The best thing that cashless ever did for us was: 1) it created a DNA in our company to embrace the ground war, don’t shy away from it, don’t try to work around it and just deal with the fact that it’s ugly. And you’ve got to have processes, people and product that solves for those nuances. And 2) it gave us a runway because a traditional approach would mean having to go raise a lot of money. They’d have to burn through a bunch of cash. The cashless system for us gave us enough of the customer base and enough of a recurring revenue stream to pivot the company hard.
TheCustomer
How did you do it? What was that process of scaling up your groundwork like? How do you account for every possible use case?
Chris Kronenthal
It’s really a testament to some of the folks FreedomPay. You have to assume you’ve no idea what you’re going into and build your software for that. Because, to your point, it’s impossible to guess what every use case looks like. The fundamentals of our current system focus extensively on what does offline look like? How do we make our middleware available to third parties assuming that they’re not going to help us get integrated? Our platform was built on the assumption that our back end connections would fail or that our internet would be unreliable. Our entire system was built very defensively, expecting it to just go wrong.
TheCustomer
Let’s talk a little bit about Marriott. I think that’s a big deal that any payment company would love to have. But FreedomPay won the Marriott contract on a global basis, correct? That’s a big deal.
Chris Kronenthal
Yes, it’s a global contract. We’re focusing on North America and Europe as the first two regions but ultimately, we are building out and executing on a global roadmap. And a big part of that was their confidence in the groundwork. Because when you think about deploying across 127 countries, in all the languages, all the currencies that go into that all the different partners that you would need, we were in a position to give them the confidence that they were looking for.

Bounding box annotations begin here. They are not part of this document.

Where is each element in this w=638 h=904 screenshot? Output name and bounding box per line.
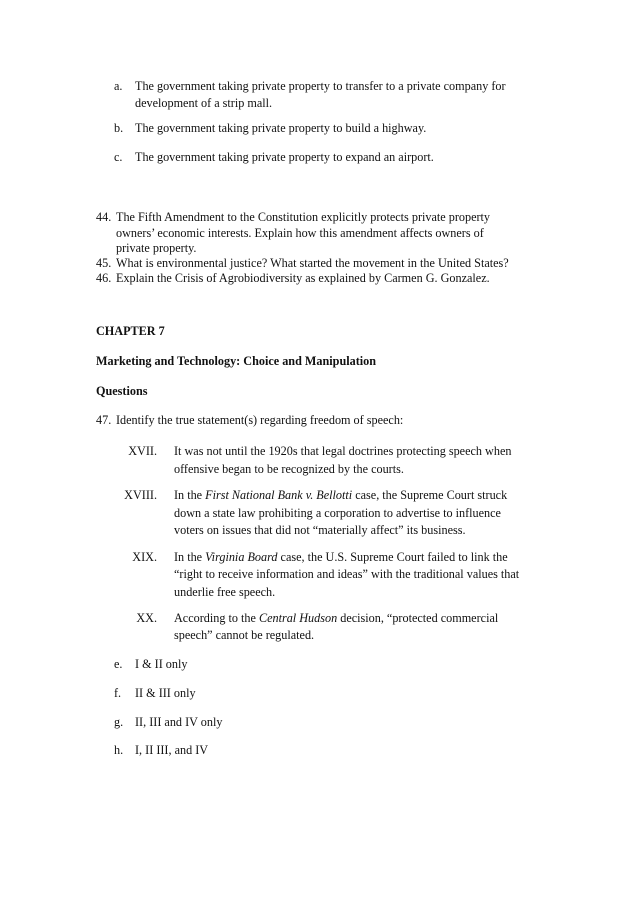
statement-xviii-line-3: voters on issues that did not “materially affect” its business. (174, 523, 466, 537)
statement-xviii-line-2: down a state law prohibiting a corporation to advertise to influence (174, 506, 501, 520)
question-44-line-1: The Fifth Amendment to the Constitution explicitly protects private property (116, 210, 491, 224)
statement-xix-line-1 (174, 550, 508, 564)
case-name-virginia-board: Virginia Board (205, 550, 278, 564)
question-45-line-1: What is environmental justice? What started the movement in the United States? (116, 256, 509, 270)
question-46-line-1: Explain the Crisis of Agrobiodiversity as explained by Carmen G. Gonzalez. (116, 271, 490, 285)
statement-xviii-numeral: XVIII. (124, 488, 157, 502)
case-name-first-national-bank: First National Bank v. Bellotti (205, 488, 353, 502)
answer-g-label: g. (114, 715, 124, 729)
questions-heading: Questions (96, 384, 148, 398)
option-c-label: c. (114, 150, 123, 164)
statement-xix-text-pre: In the (174, 550, 206, 564)
option-a-line-2: development of a strip mall. (135, 96, 273, 110)
answer-g-text: II, III and IV only (135, 715, 223, 729)
question-45-number: 45. (96, 256, 112, 270)
option-c-line-1: The government taking private property to expand an airport. (135, 150, 434, 164)
question-47-number: 47. (96, 413, 112, 427)
statement-xx-text-post: decision, “protected commercial (337, 611, 499, 625)
statement-xvii-line-1: It was not until the 1920s that legal doctrines protecting speech when (174, 444, 512, 458)
answer-e-label: e. (114, 657, 123, 671)
option-b-line-1: The government taking private property to build a highway. (135, 121, 427, 135)
answer-f-label: f. (114, 686, 122, 700)
question-47-text: Identify the true statement(s) regarding freedom of speech: (116, 413, 404, 427)
answer-h-text: I, II III, and IV (135, 743, 209, 757)
answer-f-text: II & III only (135, 686, 196, 700)
answer-e-text: I & II only (135, 657, 188, 671)
case-name-central-hudson: Central Hudson (258, 611, 338, 625)
statement-xvii-line-2: offensive began to be recognized by the courts. (174, 462, 404, 476)
question-44-line-2: owners’ economic interests. Explain how this amendment affects owners of (116, 226, 484, 240)
statement-xx-text-pre: According to the (174, 611, 259, 625)
statement-xviii-text-post: case, the Supreme Court struck (352, 488, 508, 502)
statement-xix-text-post: case, the U.S. Supreme Court failed to link the (277, 550, 508, 564)
statement-xx-numeral: XX. (136, 611, 157, 625)
statement-xx-line-2: speech” cannot be regulated. (174, 628, 315, 642)
statement-xix-line-2: “right to receive information and ideas” with the traditional values that (174, 567, 520, 581)
statement-xx-line-1 (174, 611, 498, 625)
option-b-label: b. (114, 121, 124, 135)
chapter-title: Marketing and Technology: Choice and Manipulation (96, 354, 377, 368)
option-a-line-1: The government taking private property to transfer to a private company for (135, 79, 506, 93)
question-44-line-3: private property. (116, 241, 197, 255)
answer-h-label: h. (114, 743, 124, 757)
option-a-label: a. (114, 79, 123, 93)
statement-xvii-numeral: XVII. (128, 444, 157, 458)
statement-xix-numeral: XIX. (132, 550, 157, 564)
question-46-number: 46. (96, 271, 112, 285)
question-44-number: 44. (96, 210, 112, 224)
statement-xviii-text-pre: In the (174, 488, 206, 502)
statement-xviii-line-1 (174, 488, 507, 502)
chapter-heading: CHAPTER 7 (96, 324, 165, 338)
statement-xix-line-3: underlie free speech. (174, 585, 276, 599)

We’re the one company that focused on what it means to build the ground game. So as we work across the globe with them, we have a repeatable, trackable, executable process to engage the third parties that we’re going to use in that region. Here’s how we evaluate them. Here’s how we expect their pricing to come in. Here’s how we meet local requirements, jurisdictional things, etc. A big part of being able to deliver for them confidently, was knowing that we have a real strong sense of how to execute that ground game.
TheCustomer
That, folks, is how it’s done – the hard way. I feel like we could have titled this conversation “How FreedomPay took over a corner of the payments world – one square foot at a time.” And that’s actually quite a feat. Chris, it’s always a lot of fun chatting with you. Thanks for your time and best of luck with Marriott.